He tied and gagged the second woman before crossing to Ningi's sleeping platform.

That afternoon, as one of the king's guests, Mungo had watched Ningi sitting beside her brother and swilling pot after pot of French champagne. She went on snoring and grunting as he bound her arms and legs. Only when he thrust the gag into her gaping mouth did she snuffle and moan and come out of her alcoholic slumbers.

He rolled her off the platform and she fell with a thump to the clay floor. He dragged her across to where her bound servants lay. It was heavy work, for she weighed 300 pounds or more.

He threw a log on the fire, and when it flared he pranced and capered around his captives, thrustin his hideous mask into their faces and gibbering at them in fiendish menace. In the firelight their sweat of fear burst out and ran in little rivulets down their bodies as they writhed and wriggled against their bonds.
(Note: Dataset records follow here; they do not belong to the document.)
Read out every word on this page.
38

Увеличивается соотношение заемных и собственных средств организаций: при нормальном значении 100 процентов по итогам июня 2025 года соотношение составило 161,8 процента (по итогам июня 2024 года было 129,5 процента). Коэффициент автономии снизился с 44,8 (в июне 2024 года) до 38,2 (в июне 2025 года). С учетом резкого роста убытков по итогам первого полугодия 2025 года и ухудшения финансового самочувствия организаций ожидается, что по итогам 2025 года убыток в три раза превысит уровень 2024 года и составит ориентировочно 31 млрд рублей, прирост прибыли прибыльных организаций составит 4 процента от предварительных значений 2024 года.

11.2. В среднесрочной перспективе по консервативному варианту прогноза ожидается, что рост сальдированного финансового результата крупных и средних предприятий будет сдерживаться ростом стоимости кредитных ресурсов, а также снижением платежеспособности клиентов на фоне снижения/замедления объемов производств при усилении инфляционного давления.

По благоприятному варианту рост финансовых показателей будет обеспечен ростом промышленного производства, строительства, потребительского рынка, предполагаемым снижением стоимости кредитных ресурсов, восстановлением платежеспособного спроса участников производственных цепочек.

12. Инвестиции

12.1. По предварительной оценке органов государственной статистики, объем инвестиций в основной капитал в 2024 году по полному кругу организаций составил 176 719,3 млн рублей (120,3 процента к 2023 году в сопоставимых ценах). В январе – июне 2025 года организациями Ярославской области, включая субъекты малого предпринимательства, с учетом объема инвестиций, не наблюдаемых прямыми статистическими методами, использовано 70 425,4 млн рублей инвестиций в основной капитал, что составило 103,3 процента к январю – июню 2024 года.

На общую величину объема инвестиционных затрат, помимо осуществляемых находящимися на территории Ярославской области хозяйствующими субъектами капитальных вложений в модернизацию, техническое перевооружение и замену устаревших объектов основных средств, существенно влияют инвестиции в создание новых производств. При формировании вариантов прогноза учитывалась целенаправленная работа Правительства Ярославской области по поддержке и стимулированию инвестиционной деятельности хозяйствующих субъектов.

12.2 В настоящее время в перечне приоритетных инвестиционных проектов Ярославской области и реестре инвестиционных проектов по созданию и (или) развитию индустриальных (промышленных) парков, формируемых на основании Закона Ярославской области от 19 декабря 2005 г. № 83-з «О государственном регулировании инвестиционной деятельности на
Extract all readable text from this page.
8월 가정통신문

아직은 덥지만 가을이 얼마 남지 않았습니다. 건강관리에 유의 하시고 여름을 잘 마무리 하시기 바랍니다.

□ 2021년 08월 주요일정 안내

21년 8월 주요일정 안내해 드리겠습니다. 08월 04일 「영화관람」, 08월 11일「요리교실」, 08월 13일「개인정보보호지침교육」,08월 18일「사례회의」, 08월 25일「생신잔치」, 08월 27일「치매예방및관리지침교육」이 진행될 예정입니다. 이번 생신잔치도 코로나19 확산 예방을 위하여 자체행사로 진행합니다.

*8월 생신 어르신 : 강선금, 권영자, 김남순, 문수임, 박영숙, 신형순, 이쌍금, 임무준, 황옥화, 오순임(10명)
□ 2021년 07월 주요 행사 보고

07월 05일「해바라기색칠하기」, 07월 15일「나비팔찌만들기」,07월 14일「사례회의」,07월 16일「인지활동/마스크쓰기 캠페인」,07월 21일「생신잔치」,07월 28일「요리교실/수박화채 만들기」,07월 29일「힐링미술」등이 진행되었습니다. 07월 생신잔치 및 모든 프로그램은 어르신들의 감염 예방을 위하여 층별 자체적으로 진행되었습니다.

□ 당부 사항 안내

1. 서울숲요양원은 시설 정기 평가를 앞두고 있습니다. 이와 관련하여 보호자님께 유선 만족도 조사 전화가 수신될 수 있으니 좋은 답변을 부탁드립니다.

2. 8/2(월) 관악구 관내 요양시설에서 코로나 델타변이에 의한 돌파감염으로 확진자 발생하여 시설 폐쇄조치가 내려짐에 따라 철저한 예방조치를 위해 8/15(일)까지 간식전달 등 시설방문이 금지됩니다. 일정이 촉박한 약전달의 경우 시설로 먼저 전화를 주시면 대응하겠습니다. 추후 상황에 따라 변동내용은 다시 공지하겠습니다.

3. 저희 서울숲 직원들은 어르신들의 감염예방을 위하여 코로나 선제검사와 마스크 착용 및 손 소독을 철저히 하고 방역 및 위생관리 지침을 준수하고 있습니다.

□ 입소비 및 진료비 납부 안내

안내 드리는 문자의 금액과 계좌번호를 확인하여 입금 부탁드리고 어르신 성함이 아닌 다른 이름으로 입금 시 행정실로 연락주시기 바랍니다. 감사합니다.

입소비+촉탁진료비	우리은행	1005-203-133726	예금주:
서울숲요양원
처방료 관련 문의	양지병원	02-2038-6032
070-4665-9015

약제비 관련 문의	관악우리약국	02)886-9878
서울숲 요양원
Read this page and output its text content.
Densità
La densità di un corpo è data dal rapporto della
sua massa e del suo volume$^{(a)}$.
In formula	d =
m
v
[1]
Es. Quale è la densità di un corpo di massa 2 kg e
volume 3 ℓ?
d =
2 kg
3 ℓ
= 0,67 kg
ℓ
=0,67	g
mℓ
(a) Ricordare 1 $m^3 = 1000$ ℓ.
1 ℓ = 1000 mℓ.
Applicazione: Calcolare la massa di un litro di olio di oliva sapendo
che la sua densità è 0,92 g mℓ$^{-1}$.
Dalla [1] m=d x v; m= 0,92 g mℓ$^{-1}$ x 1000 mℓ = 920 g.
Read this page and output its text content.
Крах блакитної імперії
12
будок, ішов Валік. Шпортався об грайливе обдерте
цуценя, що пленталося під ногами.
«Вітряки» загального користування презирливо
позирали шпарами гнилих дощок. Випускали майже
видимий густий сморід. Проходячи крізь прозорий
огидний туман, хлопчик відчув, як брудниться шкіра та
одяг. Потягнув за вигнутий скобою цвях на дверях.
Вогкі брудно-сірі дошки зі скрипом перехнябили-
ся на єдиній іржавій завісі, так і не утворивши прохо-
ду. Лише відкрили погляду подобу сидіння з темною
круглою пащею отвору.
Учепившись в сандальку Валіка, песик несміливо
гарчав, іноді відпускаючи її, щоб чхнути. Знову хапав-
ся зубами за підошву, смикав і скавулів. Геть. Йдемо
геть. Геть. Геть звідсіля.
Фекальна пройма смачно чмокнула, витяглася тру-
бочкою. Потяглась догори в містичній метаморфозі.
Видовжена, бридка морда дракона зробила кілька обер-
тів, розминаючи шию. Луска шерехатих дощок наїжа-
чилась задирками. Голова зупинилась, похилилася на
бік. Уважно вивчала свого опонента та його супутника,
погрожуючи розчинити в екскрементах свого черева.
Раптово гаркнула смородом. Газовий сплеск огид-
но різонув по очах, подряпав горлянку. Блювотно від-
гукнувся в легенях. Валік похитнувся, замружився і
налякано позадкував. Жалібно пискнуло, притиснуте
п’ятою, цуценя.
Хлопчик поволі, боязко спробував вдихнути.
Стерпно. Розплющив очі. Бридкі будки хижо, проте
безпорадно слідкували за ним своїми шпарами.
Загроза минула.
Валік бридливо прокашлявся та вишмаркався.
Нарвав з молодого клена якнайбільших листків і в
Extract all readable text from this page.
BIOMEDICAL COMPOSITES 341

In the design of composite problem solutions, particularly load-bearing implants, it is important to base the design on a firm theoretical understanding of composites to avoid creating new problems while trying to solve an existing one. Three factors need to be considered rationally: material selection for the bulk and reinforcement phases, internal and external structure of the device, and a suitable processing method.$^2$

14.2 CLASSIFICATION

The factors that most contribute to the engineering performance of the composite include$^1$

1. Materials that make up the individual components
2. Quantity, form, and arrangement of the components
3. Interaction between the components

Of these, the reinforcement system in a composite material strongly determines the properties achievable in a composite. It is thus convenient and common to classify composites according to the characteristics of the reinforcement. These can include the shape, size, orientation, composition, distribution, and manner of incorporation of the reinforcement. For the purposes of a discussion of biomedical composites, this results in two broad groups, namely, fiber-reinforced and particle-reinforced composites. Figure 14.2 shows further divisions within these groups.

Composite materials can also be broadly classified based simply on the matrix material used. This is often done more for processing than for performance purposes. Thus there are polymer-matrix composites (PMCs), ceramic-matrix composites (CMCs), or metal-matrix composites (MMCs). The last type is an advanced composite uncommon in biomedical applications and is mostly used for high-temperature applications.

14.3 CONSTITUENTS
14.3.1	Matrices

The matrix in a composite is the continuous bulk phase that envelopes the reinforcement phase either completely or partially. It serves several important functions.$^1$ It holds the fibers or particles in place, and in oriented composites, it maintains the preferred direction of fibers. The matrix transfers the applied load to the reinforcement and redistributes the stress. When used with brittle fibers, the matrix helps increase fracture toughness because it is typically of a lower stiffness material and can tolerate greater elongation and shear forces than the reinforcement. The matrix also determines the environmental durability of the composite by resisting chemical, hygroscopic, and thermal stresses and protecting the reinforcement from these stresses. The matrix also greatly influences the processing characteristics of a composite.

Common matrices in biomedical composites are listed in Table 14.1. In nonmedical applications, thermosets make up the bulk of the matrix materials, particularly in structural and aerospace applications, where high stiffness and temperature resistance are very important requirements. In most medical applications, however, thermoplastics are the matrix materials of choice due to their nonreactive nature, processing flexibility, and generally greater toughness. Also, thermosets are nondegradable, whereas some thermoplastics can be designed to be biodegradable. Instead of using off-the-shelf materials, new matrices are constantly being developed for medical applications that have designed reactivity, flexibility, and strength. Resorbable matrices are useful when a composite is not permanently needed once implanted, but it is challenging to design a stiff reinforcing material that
Suddenly there was a spluttering explosive rush as Ningi voided her bowels with sheer terror, and the hot stink of faeces filled the hut. Mungo threw a fur kaross over them and immediately they were still, their grunts and muffled groans ceased.

He moved quickly then. Returning to the sleeping platform he threw the furs aside, and found a pallet of woven bamboo. It lifted like a trap door, and in the low recess below it were a dozen small clay pots.

His hands began to shake as he reached for one and lifted it out of the recess. His own sweat half blinded but through his blurred vision he saw the soapy him gleam of reflected firelight in the mouth of the pot.

He could not take it all, there was too much for him to carry and too much for him later to conceal. Moreover, his survivor's instinct warned him that the more he took the more remorseless would be the search and pursuit.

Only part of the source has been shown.